IE Singapore has relaunched a bridging loan scheme for companies in the M&OE space, which will allow companies based in the city state access to six-year, S$5mn (about US$3.51mn) bridge loans to tackle cashflow problems. The maximum amount each borrower can access is S$15mn.
IE has also expanded its existing Internationalisation Finance Scheme (IFS), which provides project and asset financing support to the industry. The maximum borrowing per company will be raised to US$70mn from US$40mn, as the government seeks to help arrest the sharp industry decline.
Last month, Singapore’s M&OE industry almost halved in terms of output. Describing its intervention as “one-off measures”, the government will take on 70% of risk-share for both the bridging loan programme and the IFS.
The rest will be borne by IE Singapore, which is the government’s trade development board, and Spring Singapore, also part of the trade ministry.
In a joint statement, IE, Spring and the Ministry of Trade said: “These measures will help to address the intensifying financing challenges faced by the marine and offshore engineering industry in recent months as it experiences a unique and prolonged slowdown.”

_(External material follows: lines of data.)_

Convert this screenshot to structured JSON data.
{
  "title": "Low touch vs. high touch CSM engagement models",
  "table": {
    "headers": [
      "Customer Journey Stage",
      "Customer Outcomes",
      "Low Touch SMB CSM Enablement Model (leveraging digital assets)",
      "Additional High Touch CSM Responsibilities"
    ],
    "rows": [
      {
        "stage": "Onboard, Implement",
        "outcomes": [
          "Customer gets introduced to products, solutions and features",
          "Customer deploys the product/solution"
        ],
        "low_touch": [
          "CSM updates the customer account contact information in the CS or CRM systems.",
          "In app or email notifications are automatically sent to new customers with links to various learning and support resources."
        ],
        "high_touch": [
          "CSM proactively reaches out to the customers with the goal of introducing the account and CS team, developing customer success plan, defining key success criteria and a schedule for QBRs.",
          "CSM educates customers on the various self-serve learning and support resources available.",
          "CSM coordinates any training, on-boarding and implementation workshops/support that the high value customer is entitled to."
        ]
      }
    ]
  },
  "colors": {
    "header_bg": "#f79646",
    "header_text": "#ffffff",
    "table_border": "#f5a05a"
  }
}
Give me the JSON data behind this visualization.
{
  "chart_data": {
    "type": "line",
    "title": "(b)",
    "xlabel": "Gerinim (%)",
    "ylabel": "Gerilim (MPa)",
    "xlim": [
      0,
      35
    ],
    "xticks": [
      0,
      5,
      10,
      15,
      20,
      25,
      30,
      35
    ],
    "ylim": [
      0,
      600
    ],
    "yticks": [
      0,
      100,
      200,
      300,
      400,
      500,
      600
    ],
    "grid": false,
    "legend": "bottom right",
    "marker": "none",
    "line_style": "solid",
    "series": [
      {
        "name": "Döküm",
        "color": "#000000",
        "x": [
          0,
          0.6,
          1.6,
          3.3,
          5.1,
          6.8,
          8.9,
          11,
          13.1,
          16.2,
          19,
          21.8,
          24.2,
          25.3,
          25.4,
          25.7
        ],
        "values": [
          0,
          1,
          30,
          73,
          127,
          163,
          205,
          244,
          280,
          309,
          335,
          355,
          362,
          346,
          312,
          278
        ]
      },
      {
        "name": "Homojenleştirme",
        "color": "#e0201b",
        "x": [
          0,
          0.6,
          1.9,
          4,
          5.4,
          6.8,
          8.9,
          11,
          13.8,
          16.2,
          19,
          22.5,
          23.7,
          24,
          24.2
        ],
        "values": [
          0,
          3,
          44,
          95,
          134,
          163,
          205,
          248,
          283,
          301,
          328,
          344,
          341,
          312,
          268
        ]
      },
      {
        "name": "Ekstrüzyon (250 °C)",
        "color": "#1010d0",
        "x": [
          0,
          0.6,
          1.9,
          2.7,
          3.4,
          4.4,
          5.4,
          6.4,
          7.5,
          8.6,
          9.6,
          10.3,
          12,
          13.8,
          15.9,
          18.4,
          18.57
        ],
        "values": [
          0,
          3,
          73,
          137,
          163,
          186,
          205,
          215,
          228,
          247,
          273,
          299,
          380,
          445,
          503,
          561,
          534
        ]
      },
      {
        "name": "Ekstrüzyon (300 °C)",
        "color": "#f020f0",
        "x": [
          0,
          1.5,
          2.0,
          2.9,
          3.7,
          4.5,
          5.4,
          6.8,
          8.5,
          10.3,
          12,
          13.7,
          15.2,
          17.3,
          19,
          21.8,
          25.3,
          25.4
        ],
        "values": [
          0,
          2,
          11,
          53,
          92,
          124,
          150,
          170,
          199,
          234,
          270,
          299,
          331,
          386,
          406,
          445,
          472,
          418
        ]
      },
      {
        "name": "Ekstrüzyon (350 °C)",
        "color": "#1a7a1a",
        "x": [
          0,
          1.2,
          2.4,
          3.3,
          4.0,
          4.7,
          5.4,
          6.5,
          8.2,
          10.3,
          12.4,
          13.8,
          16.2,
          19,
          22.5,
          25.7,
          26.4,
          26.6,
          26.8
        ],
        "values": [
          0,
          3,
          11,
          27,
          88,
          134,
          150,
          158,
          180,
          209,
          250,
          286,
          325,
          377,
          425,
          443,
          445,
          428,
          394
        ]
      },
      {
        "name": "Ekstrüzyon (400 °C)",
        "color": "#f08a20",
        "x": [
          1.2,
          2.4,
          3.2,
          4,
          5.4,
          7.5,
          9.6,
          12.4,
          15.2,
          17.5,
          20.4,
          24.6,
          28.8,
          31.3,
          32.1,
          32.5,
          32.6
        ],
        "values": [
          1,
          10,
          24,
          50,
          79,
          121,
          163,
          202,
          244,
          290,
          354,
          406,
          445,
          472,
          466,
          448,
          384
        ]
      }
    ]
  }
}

The industry has been particularly badly hit by the low oil price. Rig building activity slowed correspondently and dramatically, and while last month’s collapse alone is worried, it shouldn’t be viewed in isolation. The M&OE industry slowed by 31.7% in September and 29.5% in August. The first 10 months of 2016 were 31.5% worse than 2015’s equivalent.
The local banking sector has also been heavily exposed to this downturn, with the collapse of Swiber Holdings, an offshore oil and gas service provider, meaning DBS, OCBC and UOB all took a financial hit.
GTR reported in August that DBS, Singapore’s largest bank, had US$700mn exposure to Swiber. After the collapse, it was revealed that DBS had given Swiber a bridge loan – the terms of which have not been revealed – on the expectation of an equity injection that never came, and on the strength of an order book that was worth north of US$1bn.
Of the three Singaporean banks, a note from Japanese bank Nomura shows that DBS has US$23bn exposure to the oil and gas sector, 8% of its total lending book; for OCBC it is US$14.3bn, or 7%, while UOB is exposed to the tune of US$14bn, or 6.6%.
Meanwhile, other companies are expected to follow Swiber into financial difficulties, if not down the pan altogether. Troubled oil and gas producer recently engaged Keppel Corporation, one of the world’s largest M&OE companies, to help it restructure its debts.
Kris Energy had previously announced that it was struggling to repay its debts, with Keppel now applying to convert them into shares in Kris Energy, which has oil and gas assets throughout Southeast Asia.